Read(i int) *bufio.Reader
}
TempReader defines the interface for reading from virtual temporary file sections. It provides concurrent access to any section created by the corresponding TempWriter. Multiple readers can access different sections simultaneously for efficient merging.
type TempWriter ¶
type TempWriter interface {
// Close terminates the writer and cleans up resources.
// This is irreversible and prevents transitioning to read mode.
io.Closer
// Size returns the number of virtual file sections created.
Size() int
// Write appends data to the current virtual file section.
Write(p []byte) (int, error)
// WriteString appends string data to the current virtual file section.
WriteString(s string) (int, error)
// Next finalizes the current section and prepares for the next one.

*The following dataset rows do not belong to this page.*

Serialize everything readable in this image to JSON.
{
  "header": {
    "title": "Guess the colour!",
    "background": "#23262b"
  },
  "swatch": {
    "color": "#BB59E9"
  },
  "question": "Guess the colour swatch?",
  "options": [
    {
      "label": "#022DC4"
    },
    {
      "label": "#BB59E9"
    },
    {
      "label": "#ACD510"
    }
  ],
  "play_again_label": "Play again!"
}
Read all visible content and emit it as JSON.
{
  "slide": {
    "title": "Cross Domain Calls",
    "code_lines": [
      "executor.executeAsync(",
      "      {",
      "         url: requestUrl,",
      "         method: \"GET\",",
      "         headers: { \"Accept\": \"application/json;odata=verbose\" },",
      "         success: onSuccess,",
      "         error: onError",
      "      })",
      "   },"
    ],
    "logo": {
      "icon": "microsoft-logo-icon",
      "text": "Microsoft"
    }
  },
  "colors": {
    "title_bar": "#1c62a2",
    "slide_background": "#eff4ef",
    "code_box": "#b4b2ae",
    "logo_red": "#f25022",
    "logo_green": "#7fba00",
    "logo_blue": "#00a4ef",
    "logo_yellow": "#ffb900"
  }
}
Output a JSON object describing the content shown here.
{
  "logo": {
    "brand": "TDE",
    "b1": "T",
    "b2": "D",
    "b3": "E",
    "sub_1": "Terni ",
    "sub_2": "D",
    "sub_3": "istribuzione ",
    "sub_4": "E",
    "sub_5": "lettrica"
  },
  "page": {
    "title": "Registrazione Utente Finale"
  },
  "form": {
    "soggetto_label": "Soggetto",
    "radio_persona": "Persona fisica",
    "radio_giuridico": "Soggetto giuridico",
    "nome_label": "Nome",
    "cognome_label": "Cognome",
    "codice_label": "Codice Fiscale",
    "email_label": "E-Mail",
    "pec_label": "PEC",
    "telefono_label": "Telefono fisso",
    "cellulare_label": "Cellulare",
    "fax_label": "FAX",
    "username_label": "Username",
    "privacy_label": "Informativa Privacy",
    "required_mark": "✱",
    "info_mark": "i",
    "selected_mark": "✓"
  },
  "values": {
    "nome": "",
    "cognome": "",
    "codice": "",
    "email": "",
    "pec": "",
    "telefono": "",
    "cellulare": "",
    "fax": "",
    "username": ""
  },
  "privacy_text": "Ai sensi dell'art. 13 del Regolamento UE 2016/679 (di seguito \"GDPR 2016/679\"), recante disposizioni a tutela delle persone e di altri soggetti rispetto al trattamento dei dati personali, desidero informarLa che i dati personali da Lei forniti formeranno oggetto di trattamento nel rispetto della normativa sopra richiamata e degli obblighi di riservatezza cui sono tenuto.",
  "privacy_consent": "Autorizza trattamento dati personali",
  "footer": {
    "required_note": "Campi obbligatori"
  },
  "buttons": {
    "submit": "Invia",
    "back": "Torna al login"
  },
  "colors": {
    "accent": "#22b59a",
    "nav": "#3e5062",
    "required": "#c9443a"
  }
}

// Returns the offset where the next section will begin.
Next() (int64, error)
// Save finalizes all sections and returns a TempReader for data access.
// After calling Save(), the TempWriter cannot be used for further writing.
Save() (TempReader, error)
}
TempWriter defines the interface for sequential writing to virtual temporary file sections. It provides methods for writing data, managing section boundaries, and transitioning to read mode. Implementations handle the underlying storage mechanism (disk or memory).